I’m not going to try to argue with or repeat anything Chuck Klosterman has had to say about heavy metal in the 1980s, and lucky for music fans, neither does Sean Kelly. This book doesn’t function as a theory of heavy metal; it documents the history of a scene. Kelly covers a decade of touring, clubbing, recording and rocking by interviewing a comprehensive list of musicians from the Canadian heavy metal scene. These firsthand sources bring the touring circuit, hotels, dangerous driving routes, studios, songwriting and fashion choices to life. And, better than abstract theorizing, you get a sense of what heavy metal musicians were thinking about, which is precisely what most books about music lack, and precisely what makes a lot of music criticism so exasperating.
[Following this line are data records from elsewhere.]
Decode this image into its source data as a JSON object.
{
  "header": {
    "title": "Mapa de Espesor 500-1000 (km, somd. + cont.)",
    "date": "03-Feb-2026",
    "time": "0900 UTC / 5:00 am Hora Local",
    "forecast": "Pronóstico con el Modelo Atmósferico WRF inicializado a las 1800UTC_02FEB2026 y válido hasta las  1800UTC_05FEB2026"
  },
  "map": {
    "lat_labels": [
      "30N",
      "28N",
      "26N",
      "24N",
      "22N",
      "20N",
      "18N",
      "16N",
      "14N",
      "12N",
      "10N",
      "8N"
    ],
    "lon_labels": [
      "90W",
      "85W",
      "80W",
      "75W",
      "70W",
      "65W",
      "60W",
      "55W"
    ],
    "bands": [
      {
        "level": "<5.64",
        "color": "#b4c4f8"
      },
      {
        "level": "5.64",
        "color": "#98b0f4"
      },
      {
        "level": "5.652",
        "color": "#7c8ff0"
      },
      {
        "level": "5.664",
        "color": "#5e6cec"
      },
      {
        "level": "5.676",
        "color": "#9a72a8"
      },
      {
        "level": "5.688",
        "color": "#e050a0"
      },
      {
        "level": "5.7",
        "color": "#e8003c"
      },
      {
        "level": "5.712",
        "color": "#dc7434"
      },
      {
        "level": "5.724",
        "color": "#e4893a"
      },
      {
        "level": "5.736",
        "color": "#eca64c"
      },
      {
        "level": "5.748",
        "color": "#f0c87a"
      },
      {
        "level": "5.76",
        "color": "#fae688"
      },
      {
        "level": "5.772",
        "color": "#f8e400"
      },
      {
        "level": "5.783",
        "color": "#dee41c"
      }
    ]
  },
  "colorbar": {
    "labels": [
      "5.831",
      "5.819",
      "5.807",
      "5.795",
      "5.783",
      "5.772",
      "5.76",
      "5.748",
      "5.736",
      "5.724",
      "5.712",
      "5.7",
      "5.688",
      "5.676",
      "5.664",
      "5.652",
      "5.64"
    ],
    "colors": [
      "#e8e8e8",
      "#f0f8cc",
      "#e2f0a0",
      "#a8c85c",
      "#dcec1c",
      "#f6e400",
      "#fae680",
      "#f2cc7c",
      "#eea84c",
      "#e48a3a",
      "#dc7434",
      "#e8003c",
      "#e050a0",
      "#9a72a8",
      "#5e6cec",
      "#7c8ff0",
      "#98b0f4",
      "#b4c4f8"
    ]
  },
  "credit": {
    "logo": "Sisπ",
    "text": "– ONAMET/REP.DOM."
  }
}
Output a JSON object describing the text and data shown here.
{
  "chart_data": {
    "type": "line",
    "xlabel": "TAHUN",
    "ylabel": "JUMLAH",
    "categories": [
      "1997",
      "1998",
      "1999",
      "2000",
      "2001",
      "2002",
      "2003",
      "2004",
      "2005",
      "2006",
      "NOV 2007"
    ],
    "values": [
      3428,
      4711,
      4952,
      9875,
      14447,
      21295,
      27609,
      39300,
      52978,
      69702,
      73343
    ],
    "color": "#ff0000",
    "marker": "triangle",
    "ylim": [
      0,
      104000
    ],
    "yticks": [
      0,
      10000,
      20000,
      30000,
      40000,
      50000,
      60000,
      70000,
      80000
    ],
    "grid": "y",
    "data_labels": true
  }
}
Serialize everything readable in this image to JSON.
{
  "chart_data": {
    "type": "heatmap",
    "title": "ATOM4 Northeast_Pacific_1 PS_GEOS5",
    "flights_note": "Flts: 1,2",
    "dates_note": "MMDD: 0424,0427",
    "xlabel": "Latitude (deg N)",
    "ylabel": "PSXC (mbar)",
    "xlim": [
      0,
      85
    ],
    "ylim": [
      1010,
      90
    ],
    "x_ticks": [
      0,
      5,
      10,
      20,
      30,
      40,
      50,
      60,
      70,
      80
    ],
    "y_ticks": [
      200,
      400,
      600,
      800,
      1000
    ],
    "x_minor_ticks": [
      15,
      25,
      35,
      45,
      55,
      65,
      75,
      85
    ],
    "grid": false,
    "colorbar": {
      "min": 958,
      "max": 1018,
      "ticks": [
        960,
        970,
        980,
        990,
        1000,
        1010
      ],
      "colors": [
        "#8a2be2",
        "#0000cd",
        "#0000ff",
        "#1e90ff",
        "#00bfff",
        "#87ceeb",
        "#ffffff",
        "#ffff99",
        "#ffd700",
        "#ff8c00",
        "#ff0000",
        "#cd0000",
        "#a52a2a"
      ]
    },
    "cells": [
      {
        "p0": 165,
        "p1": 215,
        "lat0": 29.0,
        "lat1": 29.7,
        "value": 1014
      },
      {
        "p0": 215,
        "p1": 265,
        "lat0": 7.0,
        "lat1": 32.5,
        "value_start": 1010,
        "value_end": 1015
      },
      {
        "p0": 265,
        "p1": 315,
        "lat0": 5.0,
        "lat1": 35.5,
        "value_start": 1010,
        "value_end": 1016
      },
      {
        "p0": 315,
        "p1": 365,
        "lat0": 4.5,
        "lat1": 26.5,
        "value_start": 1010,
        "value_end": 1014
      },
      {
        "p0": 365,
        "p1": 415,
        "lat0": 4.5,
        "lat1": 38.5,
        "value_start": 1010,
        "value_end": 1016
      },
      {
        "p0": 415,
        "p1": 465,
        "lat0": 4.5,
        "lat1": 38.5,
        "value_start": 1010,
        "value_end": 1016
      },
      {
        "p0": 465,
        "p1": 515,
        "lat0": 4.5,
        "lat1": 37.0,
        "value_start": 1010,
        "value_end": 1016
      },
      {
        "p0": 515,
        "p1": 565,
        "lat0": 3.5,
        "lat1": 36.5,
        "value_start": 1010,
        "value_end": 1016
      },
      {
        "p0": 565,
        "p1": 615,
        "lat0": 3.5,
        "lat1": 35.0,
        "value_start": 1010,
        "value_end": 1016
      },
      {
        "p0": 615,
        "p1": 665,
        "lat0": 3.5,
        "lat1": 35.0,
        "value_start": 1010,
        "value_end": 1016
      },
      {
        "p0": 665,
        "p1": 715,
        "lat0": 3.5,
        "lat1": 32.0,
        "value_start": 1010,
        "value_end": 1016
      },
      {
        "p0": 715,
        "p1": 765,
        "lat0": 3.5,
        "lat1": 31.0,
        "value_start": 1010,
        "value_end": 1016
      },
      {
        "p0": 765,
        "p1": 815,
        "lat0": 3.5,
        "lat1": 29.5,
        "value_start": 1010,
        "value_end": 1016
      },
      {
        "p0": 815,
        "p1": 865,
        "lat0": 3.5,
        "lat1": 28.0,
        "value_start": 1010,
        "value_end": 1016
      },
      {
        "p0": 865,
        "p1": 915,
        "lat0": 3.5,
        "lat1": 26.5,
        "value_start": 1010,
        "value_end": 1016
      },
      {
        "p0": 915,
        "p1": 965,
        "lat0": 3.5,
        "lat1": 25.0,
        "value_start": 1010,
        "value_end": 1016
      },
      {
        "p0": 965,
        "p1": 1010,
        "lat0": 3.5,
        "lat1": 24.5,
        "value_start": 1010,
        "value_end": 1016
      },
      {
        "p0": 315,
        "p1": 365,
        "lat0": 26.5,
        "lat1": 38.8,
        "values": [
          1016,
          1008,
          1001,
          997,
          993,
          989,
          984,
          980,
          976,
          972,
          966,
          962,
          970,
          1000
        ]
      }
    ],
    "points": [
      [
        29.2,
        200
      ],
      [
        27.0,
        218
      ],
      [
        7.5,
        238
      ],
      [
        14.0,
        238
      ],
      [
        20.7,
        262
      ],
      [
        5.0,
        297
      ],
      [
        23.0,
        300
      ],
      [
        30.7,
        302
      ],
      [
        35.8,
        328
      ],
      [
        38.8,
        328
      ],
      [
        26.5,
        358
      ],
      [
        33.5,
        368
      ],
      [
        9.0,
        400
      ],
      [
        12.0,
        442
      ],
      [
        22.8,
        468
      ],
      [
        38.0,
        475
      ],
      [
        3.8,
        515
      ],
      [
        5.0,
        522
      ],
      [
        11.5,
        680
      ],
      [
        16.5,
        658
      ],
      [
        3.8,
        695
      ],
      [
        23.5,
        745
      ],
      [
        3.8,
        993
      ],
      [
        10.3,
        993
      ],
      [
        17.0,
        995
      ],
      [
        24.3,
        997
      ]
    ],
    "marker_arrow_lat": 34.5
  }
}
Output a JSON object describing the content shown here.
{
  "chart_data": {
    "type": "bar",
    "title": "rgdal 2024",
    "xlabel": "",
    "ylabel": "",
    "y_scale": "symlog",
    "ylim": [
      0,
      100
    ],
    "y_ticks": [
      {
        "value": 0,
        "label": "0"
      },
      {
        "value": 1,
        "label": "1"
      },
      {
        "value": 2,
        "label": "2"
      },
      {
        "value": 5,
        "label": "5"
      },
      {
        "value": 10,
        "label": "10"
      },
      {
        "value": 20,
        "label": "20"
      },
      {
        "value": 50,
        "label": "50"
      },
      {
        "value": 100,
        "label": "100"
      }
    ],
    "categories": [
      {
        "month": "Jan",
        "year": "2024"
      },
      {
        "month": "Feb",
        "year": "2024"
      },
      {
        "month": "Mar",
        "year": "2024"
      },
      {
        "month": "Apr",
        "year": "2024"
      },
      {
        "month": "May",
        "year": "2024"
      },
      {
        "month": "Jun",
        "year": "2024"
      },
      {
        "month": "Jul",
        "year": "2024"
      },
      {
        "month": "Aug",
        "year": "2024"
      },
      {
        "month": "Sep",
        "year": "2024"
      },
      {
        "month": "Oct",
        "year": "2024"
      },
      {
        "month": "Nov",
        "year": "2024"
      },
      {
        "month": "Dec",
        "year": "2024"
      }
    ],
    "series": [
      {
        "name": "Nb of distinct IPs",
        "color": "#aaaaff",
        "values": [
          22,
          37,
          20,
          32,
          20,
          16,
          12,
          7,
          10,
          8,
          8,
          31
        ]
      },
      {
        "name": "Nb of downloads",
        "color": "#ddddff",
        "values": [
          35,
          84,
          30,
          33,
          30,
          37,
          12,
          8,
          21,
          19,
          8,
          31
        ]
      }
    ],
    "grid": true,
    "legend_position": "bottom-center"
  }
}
One of the most engaging things about Kelly’s book is that these bands were the biggest bands in Canada, and many of them have been entirely forgotten. After the cultural revolution of the early ’90s eliminated heavy metal from the collective consciousness, most heavy metal (which was the biggest thing going, remember) was laughed into obscurity (with some justification). Notably, Kelly has no bitter words or jealousy-driven lazy criticism of the scene that replaced heavy metal.
However, the cycle of nostalgia brings things back, right? Well, sort of. Part of getting older -and feeling nostalgic- is paring down that memory. At the same time, part of championing forgotten music from the past is all about cool cachet without risk (hence thrash and shoegaze revivals) but the relative absence of traditional “heavy metal” and Chili Pepper’s/Jane’s Addiction-copping funk metal bands. And this is the biggest shame; Canada’s heavy metal feels very much like a part of us, like a music that Canada really made into something Canadian. Here, look at this White Wolf video to see what I mean:
The only complaint here is that the book goes by so briskly that it could be about double the length it is. You get snapshots of touring the west, and Northern Ontario mining towns, and the Yonge Street scene, but you’re left wanting more. Kelly talks about watching Voivod for the first time and wanting to figure out “How did they do that?”, but he doesn’t explain what Voivod was doing (playing really fast – but I already knew that about Voivod before reading the book).
Invigorating but brief, Kelly’s book tells an untold story about Canadian rock history that needs to be heard, whether you liked the music or not. Metal On Ice puts you onstage with a pointy guitar, in a van with no heat in Alberta, and inside clubs like Rock N’ Roll Heaven with the bands and in their own words. Awesome reading.